Proceed to hydrotherapy pool at Montrose….
Via mini-bus with ‘Rehabilitation Program’ written on side… nice  😐
Hydrotherapy uneventful, exercises difficult but relaxing
Realize I need new togs cos boobs spilling out of current bathers.
My fleur-de-lys tattoo noticed – not ONE person in group knew what a fleur-de-lys is…
Get hair wet for five minutes of floating at end of hydro exercises…. grrrr.
Tracey Shoulders, wolf whistles out of spastic bus at men on worksite?!?!

Lunch break… hospital food and conversation with other pain(ful) people…

Lesson on Chronic Pain Cycle but  no concrete solutions to break said cycle.
Ask ten questions for every one posed by rest of group.
Discussions ensue that leave most of group behind.
Feel disheartened and depressed at  possible 50yrs pain to look forward to.

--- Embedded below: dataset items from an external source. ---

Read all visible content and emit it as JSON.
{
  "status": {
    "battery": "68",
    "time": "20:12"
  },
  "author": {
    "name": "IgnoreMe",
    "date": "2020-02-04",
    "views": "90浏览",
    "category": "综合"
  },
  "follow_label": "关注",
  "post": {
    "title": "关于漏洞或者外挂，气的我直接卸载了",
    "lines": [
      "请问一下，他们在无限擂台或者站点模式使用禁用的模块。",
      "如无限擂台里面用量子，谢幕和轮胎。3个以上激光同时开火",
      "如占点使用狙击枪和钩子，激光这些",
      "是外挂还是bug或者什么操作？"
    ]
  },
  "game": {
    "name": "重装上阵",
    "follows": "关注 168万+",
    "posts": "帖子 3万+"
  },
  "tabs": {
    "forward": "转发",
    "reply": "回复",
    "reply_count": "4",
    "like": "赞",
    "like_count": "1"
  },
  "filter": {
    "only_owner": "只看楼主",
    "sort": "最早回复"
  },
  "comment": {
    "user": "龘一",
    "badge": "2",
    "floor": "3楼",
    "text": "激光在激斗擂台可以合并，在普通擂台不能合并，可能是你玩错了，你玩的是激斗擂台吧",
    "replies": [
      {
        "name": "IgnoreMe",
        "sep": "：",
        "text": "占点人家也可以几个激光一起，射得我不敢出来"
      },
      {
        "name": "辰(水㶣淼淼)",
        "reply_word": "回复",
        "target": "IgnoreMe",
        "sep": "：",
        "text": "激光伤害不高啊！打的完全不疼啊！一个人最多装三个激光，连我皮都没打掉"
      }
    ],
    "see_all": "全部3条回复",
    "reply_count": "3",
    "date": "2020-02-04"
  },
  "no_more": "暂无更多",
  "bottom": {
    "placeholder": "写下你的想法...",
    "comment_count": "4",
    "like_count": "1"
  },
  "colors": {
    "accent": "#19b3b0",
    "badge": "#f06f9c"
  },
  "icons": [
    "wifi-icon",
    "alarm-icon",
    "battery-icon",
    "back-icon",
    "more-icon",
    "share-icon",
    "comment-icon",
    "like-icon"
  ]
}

Physiotherapist video tapes every one walking.
Recording our gaits for later comparisons.
Tracey Shoulders flashes nekkid arse at camera for reasons unknown ?!?!

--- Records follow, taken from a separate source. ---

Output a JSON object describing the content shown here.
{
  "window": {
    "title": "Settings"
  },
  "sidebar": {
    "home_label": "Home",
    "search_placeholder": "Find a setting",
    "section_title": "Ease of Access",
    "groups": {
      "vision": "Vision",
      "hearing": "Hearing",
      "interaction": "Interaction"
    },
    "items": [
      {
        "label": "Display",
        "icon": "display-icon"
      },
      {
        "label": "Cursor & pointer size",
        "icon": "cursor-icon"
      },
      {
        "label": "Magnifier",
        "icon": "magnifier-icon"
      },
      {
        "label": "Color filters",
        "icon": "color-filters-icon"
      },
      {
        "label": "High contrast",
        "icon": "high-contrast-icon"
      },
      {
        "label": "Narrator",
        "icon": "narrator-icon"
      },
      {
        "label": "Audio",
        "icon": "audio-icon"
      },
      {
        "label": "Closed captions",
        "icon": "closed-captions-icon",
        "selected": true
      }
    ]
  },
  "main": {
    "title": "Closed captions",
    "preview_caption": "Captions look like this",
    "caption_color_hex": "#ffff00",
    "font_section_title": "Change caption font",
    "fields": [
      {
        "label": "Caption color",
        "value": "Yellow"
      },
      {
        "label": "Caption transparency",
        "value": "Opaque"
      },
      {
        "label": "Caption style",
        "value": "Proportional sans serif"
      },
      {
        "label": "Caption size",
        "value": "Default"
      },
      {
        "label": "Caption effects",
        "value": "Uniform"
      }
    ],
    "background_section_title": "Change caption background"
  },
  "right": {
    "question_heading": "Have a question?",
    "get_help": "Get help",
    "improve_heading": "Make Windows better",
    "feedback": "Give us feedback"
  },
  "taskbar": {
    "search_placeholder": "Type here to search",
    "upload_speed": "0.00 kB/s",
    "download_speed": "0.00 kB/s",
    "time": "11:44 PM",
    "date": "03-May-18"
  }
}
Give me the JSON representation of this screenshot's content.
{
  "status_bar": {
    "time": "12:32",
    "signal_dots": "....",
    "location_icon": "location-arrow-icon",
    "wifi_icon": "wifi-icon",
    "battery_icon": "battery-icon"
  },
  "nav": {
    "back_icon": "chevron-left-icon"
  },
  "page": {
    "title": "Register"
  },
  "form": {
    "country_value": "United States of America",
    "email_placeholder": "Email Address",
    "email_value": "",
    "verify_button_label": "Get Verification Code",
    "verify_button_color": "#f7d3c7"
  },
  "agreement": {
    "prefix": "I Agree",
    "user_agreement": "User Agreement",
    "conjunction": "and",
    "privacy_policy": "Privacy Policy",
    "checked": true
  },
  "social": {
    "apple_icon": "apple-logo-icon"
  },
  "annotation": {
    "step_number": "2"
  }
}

Do floor exercises unhappily situated in close proximity to flatulent Brent Neck.
Have headache and awful neck tension from wet hair in air con all day   🙁
Mess up plans and have both Yale and Mr K en route to collect me   :S
Feel stoopid as I am totally unable to recall making said arrangements this morning.

Collect Angel.  Come home. 
Gold thread arrived in mail for embroidery project.. yay 🙂
Collapse in heap from massive headache.
Heat pack, tea and Dexter for rest of evening.